L’OTAN a été créée en avril 1949 par les USA et les pays de l’Europe afin de se protéger de la menace soviétique qui prenait de plus en plus d’ampleur à l’époque. Ils créent alors une armée secrète « stay behind » (rester en arrière). Leur objectif est de mener une guerre de résistance en cas d’invasion du communisme soviétique. Ce sont les archives de la stasi allemande qui ont permis d’en confirmer l’existence.

Les troupes secrètes de l’OTAN étaient spécialement entrainées pour la manipulation gouvernementale et toute méthode extrême qui aurait permis de limiter la montée de l’extrême gauche.
Le recrutement pour ces troupes secrètes se faisait notamment auprès de groupuscules fascistes et nazis.

OTAN armes secrètes

La France a été le lieu privilégié de l’établissement des armées secrètes de l’OTAN en Europe tant qu’elle est restée le siège de l’OTAN.

Les troupes secrètes françaises étaient composées de parachutistes du 13eme choc. Ils étaient basés près d’Orléans, en Corse, mais aussi à Collioure près de la frontière espagnole.
Ces hommes vont alors déraper, en pleine guerre d’Algérie, le 20 avril 1961 : 3 généraux français vont faire un push grâce à la mutinerie des soldats français et du soutien de la CIA. De Gaulle pardonnera aux soldats mais pas à l’OTAN avec qui il entretient de très mauvaises relations. Il décide alors de quitter l’OTAN en octobre 1966.

Le siège de l’OTAN déménage alors en Belgique dont les actions de l’armée secrète restent aujourd’hui encore très floues. Des liens avec les tueries du Brabant sont évoquées.

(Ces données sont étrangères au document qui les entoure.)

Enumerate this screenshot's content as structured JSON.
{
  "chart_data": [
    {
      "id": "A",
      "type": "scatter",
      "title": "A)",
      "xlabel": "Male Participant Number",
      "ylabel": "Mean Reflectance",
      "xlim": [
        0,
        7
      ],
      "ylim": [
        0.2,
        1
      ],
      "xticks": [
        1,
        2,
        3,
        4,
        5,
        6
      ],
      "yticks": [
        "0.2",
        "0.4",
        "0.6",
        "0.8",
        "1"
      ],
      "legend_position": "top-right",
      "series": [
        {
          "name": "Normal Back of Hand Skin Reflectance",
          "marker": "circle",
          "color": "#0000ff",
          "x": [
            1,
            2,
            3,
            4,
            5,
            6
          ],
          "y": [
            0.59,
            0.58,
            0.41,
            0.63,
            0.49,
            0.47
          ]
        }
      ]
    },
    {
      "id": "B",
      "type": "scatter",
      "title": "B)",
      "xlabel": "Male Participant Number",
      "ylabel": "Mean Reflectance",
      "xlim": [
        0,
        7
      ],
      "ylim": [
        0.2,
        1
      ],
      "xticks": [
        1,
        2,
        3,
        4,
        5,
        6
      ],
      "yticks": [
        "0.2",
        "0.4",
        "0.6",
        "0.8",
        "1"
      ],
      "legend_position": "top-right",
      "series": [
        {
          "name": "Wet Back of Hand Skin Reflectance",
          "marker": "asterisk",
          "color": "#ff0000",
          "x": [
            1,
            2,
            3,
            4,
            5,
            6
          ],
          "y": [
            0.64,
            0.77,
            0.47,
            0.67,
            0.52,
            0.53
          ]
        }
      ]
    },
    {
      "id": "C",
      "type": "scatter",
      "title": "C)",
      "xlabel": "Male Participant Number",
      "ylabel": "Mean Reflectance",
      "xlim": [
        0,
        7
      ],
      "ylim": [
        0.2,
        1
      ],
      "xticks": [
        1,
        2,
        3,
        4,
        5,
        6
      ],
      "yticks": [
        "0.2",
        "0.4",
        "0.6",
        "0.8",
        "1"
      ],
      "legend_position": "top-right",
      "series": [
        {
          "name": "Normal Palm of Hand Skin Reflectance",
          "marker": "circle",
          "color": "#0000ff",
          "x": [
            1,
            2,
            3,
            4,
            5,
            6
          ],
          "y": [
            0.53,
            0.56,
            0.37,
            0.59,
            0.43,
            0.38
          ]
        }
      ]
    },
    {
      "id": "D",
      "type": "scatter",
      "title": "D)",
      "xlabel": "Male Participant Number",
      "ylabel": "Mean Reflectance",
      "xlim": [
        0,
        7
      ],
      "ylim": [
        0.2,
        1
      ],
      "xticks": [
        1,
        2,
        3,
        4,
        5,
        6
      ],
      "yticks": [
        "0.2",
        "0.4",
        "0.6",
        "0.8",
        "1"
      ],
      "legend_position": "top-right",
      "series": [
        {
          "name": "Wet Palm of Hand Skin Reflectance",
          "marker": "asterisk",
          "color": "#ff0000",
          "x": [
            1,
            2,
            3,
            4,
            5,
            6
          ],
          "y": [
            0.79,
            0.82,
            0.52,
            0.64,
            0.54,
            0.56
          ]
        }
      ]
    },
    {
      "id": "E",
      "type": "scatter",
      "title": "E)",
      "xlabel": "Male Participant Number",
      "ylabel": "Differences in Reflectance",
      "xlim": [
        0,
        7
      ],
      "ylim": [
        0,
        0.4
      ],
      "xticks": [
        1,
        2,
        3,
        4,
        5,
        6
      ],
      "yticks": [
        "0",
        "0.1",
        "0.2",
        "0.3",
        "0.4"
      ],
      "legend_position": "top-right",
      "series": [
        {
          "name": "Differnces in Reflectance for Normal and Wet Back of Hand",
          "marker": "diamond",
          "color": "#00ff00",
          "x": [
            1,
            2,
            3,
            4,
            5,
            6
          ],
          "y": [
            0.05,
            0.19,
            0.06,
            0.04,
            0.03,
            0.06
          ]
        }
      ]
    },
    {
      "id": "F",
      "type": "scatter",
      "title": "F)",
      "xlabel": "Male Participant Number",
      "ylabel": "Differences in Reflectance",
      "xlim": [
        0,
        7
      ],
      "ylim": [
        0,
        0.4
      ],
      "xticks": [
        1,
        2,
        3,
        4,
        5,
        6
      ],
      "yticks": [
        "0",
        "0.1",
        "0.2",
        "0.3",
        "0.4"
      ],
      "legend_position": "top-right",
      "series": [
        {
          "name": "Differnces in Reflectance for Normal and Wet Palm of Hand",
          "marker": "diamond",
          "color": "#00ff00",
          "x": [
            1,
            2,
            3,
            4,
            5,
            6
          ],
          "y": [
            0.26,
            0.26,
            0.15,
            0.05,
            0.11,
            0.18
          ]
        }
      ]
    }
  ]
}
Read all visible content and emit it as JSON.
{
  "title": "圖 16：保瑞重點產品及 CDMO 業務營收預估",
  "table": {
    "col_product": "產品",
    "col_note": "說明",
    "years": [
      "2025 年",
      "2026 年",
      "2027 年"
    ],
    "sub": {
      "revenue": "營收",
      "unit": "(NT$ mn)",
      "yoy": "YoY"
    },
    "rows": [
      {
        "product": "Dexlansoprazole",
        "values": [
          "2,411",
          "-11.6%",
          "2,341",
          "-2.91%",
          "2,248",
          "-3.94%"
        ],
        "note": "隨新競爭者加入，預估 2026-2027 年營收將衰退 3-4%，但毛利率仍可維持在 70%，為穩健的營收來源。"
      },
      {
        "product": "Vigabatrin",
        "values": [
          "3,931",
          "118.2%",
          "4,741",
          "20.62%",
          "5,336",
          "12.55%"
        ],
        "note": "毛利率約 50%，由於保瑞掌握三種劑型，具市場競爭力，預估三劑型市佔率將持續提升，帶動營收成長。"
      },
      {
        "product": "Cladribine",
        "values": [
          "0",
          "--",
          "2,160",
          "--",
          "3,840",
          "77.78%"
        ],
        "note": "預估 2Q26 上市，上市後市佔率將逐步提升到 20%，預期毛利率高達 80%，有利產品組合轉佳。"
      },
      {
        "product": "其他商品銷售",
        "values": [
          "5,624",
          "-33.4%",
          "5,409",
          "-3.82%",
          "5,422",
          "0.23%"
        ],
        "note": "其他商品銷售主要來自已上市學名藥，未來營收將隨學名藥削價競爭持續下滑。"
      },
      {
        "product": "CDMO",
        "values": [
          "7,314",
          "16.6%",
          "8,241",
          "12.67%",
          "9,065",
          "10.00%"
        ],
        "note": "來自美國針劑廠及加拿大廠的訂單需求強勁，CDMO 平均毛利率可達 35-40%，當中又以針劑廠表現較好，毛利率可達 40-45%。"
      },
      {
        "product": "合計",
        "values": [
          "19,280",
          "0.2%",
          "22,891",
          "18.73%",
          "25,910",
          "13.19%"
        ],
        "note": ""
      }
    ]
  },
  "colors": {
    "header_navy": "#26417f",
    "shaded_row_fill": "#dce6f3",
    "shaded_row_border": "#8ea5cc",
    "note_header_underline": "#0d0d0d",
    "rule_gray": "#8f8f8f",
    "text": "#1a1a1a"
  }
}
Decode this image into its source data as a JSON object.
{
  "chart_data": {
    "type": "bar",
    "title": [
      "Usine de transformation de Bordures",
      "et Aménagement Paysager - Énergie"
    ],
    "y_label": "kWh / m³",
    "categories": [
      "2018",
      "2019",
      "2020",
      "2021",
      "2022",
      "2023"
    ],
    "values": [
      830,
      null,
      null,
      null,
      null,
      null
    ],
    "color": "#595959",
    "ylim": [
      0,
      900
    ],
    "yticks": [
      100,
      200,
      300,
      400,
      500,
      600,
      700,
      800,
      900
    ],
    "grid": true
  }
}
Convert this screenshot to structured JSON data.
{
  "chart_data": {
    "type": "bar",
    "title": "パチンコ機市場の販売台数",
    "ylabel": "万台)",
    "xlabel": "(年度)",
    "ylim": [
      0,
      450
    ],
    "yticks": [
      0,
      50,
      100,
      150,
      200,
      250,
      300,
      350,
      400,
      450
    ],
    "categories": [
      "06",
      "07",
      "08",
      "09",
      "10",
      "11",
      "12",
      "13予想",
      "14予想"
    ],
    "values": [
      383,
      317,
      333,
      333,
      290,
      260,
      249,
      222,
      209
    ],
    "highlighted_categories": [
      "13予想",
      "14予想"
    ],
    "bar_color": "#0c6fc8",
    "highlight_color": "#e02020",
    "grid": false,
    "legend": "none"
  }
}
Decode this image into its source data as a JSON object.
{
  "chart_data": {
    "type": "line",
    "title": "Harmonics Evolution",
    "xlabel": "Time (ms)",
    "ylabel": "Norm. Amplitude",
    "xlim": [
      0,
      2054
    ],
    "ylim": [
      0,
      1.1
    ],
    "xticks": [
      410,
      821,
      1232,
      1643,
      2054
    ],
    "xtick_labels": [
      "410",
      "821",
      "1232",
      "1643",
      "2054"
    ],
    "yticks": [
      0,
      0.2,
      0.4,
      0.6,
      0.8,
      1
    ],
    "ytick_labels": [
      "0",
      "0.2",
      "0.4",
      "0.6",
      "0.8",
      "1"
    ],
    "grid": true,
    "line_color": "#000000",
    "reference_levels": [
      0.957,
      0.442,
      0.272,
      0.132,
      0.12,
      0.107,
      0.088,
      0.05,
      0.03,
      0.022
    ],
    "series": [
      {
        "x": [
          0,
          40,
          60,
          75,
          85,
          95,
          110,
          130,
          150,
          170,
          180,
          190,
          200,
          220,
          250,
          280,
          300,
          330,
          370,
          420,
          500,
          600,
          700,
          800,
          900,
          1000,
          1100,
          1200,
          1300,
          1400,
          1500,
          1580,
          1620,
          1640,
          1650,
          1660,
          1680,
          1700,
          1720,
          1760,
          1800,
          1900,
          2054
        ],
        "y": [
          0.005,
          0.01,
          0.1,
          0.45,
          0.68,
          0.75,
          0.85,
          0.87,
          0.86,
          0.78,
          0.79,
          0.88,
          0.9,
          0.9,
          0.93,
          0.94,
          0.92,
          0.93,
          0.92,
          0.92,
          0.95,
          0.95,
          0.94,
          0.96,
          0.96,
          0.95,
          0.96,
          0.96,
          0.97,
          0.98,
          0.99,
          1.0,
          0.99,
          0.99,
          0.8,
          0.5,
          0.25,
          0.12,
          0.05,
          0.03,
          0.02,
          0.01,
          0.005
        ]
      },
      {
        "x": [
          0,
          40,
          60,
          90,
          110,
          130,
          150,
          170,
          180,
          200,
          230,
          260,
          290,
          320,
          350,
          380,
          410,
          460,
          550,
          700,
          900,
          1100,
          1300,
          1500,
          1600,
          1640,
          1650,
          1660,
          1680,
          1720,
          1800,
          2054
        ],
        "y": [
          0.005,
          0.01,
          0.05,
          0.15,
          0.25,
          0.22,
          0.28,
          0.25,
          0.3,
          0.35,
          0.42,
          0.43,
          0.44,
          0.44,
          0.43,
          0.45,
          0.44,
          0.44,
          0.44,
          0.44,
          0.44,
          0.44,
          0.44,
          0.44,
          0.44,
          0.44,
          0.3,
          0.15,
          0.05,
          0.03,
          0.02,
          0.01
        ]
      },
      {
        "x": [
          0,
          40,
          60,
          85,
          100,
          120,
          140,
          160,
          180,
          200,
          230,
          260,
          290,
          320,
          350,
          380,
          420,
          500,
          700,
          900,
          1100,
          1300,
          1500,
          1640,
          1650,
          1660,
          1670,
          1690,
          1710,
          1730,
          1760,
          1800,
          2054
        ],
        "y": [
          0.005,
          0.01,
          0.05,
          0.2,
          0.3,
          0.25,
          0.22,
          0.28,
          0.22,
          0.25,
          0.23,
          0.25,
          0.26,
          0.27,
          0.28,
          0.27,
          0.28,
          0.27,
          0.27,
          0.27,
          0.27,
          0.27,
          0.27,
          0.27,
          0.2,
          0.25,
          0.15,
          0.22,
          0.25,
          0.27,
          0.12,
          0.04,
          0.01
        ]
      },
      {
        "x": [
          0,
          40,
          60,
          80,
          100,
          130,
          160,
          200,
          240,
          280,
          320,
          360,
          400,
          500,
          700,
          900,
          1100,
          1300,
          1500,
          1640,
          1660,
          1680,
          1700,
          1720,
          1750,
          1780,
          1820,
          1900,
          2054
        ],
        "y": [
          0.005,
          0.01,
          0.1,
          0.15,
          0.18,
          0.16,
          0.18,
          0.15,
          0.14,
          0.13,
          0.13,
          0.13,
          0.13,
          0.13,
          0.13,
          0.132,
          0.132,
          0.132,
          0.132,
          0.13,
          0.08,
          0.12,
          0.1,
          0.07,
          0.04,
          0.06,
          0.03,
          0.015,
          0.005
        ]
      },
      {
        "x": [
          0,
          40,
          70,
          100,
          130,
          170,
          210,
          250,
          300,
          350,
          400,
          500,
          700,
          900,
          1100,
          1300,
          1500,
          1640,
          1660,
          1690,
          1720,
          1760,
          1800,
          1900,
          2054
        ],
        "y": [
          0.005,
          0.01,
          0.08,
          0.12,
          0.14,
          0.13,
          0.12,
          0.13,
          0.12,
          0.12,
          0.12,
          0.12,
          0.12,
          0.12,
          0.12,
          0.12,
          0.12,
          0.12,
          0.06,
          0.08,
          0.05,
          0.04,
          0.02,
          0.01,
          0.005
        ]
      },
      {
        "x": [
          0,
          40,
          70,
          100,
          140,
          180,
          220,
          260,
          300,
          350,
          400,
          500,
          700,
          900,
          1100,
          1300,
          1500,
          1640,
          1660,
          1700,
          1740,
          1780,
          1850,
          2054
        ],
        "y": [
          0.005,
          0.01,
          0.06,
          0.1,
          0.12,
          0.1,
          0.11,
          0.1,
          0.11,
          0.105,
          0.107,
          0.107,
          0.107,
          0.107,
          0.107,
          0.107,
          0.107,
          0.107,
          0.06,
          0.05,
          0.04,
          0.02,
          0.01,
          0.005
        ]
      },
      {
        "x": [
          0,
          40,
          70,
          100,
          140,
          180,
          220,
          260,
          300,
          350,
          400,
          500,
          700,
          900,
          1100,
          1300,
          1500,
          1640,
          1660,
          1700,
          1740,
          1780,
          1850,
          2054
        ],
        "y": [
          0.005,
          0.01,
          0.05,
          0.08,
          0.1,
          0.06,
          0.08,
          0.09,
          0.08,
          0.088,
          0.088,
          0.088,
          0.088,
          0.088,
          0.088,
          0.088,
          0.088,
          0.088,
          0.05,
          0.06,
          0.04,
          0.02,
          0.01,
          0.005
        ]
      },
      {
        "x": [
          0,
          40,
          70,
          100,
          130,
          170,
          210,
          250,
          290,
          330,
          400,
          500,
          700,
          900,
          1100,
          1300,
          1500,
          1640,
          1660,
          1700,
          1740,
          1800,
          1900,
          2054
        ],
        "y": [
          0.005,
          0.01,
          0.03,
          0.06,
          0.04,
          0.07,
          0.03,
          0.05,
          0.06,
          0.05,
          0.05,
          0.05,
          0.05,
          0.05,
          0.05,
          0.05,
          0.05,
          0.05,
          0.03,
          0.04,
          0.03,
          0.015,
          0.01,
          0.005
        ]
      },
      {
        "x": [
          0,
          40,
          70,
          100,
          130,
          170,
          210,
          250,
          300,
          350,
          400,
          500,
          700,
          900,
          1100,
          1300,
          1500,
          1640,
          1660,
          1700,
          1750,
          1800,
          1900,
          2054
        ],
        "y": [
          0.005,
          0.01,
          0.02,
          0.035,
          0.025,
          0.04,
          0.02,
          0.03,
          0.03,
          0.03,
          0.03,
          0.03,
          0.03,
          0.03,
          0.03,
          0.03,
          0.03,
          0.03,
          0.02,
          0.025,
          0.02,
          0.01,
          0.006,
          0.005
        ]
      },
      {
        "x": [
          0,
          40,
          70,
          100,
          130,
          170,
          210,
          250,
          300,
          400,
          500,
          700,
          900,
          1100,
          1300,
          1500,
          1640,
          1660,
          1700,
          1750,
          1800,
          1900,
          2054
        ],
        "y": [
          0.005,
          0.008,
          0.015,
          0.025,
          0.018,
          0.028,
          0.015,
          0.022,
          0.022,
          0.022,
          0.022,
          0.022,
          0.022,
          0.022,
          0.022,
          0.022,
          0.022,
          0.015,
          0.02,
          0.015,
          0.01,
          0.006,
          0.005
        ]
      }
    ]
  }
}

De 1982 à 1985 une trentaine de personnes ont été tuées et plusieurs autres blessées. À chaque fois le mode opératoire était similaire. Un groupe d’individus tirait sur le public d’un magasin d’une grande enseigne belge. Leur sang froid et leur technique rappelait étrangement ceux de militaires.

OTAN guerres secrètes
Drapeau des Organisation du traité de l’Atlantique nord

Une vague d’attentat

En Allemagne on trouve également des traces des méthodes extrêmes de ces armées : le 26 septembre 1980, un jeune actionne une bombe artisanale au milieu de la foule lors de la fête de la bière à Munich. Il fera 11 morts et 200 blessés. Cet attentat va alors laisser apparaître les liens entre ce jeune homme et les groupes d’extrême droite en place à l’époque. L’enquête n’aboutira cependant qu’à un attentat suicide d’un jeune homme déséquilibré.

Dans le début des années 90, un ancien fasciste allemand qui était en charge de la surveillance des caches d’armes de l’armée secrète de l’OTAN annonce publiquement son désir de divulguer les dessous de cette armée. Il sera retrouvé mort quelques temps après. Les autorités allemandes ne désirent pas à l’heure actuelle rouvrir les dossiers de cet attentat dont les enquêtes ont été bâclées.

Des manuels d’instruction de la CIA concernant la France et l’Italie ont été retrouvés, ils préconisaient l’utilisation de méthodes extrêmes comme le terrorisme pour lutter contre la montée du communisme.

En Italie, le 2 aout 1980, une bombe explosa dans le hall d’attente de la gare de Bologne : 80 morts et 200 blessés. Plusieurs groupuscules d’extrême droite ont revendiqués cet attentat, pourtant aucune enquête externe n’aboutira à ce résultat. 3 terroristes coupables ont été condamnés mais il manque toujours les commanditaires. Cette enquête reste à l’heure actuelle toujours ouverte.

À part l’Italie, la Belgique et la Suisse, aucun chef d’Etat n’a eu à rendre de comptes sur les manœuvres des armées secrètes de l’OTAN dont l’existence elle même n’a toujours pas été confirmée.